Mandell: Mandell, Douglas, and Bennett's Principles and Practice of Infectious Diseases, 7th ed.
Measurement of the Immune Response

Response to vaccines is often gauged by measuring the appearance and concentration of specific antibodies in the serum.[30] For some viral vaccines, such as those for measles, rubella, and hepatitis B, the presence of circulating antibodies correlates with clinical protection. Although this has served as a dependable indicator of immunity, seroconversion measures only the humoral parameter of the immune response. Secondary vaccine failure occurs when an individual who had previously had an adequate immune response loses measurable antibodies over time. This waning immunity can be attributed to a loss of long-lived memory B or T cells, in the absence of repeated exposure to the pathogen. Evaluating persistence of antibody has been used to determine duration of vaccine-induced immunity. However, the absence of measurable antibody may not mean that the individual is unprotected. Although a fall in titer takes place for some vaccines over time (e.g., measles, rubella, hepatitis B), on revaccination or challenge, a rapid secondary response is observed in IgG antibodies with little or no detectable IgM response, suggesting persistent protection. With some vaccines and toxoids, the mere presence of antibodies is not sufficient to ensure clinical protection, but rather a minimal circulating level of antibody is required (e.g., 0.01 IU/mL of tetanus antitoxin). Functional antibody is important in assessing immunity to bacterial polysaccharide vaccines. Opsonophagocytic activity (OPA) is considered the assay of choice for monitoring vaccine response[31] because the vaccines also induce nonfunctional antibodies that are detected in standard enzyme immunosorbent assay (EIA), although the EIA can be used as a proxy. Some immune responses may not in themselves confer immunity but may be sufficiently associated with protection that they remain useful proxy measures of protective immunity (e.g., vibriocidal serum antibodies in cholera). The measurement of cell-mediated immunity, which would be helpful in assessing the degree of ongoing protection in many circumstances, is usually limited to research laboratories and to only a few vaccines.

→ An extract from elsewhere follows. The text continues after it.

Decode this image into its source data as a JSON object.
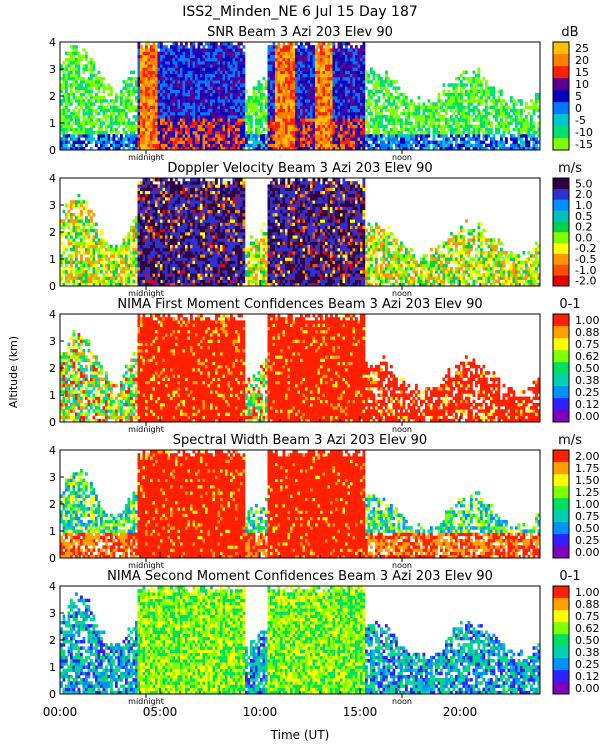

Long: Principles and Practice of Pediatric Infectious Diseases, 3rd ed.
CHAPTER 7 – Active Immunization

Measurement of Response

Ideally, reliable laboratory tests should be available to measure the presence and strength of each of the major effectors of protection against the disease for which the vaccination is administered. In practice, a wide variety of tests for presence of antibody are available, and include;
radioimmunoassay (RIA),
enzyme immunoassay (EIA),
complement fixation,
polymerase chain reaction,
and immunofluorescent techniques,

but these tests often do not measure the presence of functional (neutralizing or opsonizing) antibody. Tests for cell-mediated immunity are available in reference laboratories and research facilities; different tests are required to determine cytotoxic and helper T-lymphocyte (memory) functions.

For certain diseases, such as hepatitis B, poliovirus, and measles, reliable tests exist and antibody levels that correlate with protection are known; however, inexpensive tests are only widely available for hepatitis B. For other diseases, such as rubella, commercial tests are available, often using EIA methods, but their specificity is often less well defined, and their sensitivity is lower than sensitivity of neutralization assays. For some diseases, such as pertussis, no serologic correlate of protection has been defined. Development of better laboratory methods to measure protection and to permit rapid diagnosis of acute disease continues to be a priority of vaccine-preventable disease control programs.